Дневник Бухиева стал пухнуть от читателей со дня выхода статьи. И хотя в основном отзывы были вроде: «чтоб ты сдох, вонючий чурка», «поезжай лечить баранов» и прочее, обидное и мерзкое, нашлись и те, в ком тема негодяев-фашистов, препятствующих миграции коренных жителей бывших союзных республик в сторону Москвы, нашла одобрение и поддержку. Алик в течение недели удалял из своего «жэжэ-дневника» сотни ругательных комментариев, а хорошие, знамо дело, оставлял и потом написал еше одну статью, потом еще одну… С легкой руки Брикер он сделался «литературным критиком», хотя сам читал немного и в основном чтоб «про пизделовки с ментами и про пацанов». Сказывалась тюремная закалка Алика, и чем публичнее становилось его имя, тем чаще стал звучать вопрос: «А за что вы сидели?» Бухиев долго отмалчивался, огрызался, намекал на какие-то «серьезные» дела с уголовными авторитетами, но кое-кому, кто разбирался в делах и тонкостях российской зоны и вообще всякой уголовщине, такие объяснения казались малоправдоподобными.
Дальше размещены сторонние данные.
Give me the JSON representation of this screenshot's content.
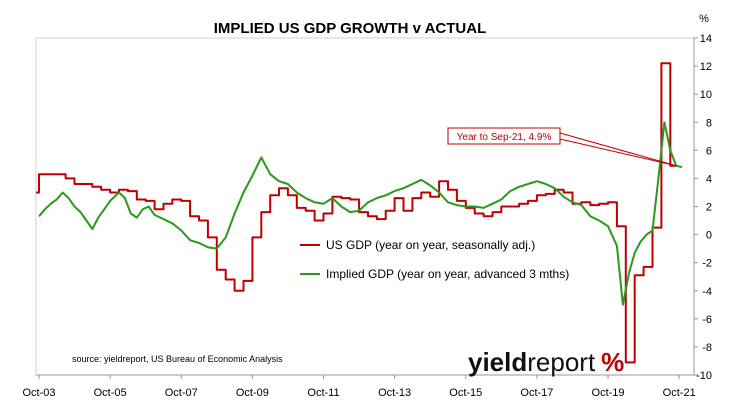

Имидж «бывалого» сильно подпортил один идейный противник бухиевских идей, служивший по казенной части и выудивший на свет ту самую справку, которую однажды генерал Петя уже показывал Гере. Человеком он оказался благородным и просто прислал Алику по почте отсканированную копию документа, приписав к ней: «Не заткнешься, все будут знать». Алик был в панике: еще бы! С таким трудом, по крупицам созданный портрет простого приезжего паренька, прошедшего через безжалостные невзгоды большого города, грозил рухнуть к чертовой матери без надежды на возрождение. Насильников не любят нигде и никто: не созрело еще общество до толерантного к ним отношения и, дай бог, никогда не созреет. И вот пришлось встретиться с этим «казенным» человеком и заплатить ему за молчание, на что ушла изрядная часть из аванса, полученного Аликом-Свином за роман, который с легкой руки Геры получил название «Гастролер».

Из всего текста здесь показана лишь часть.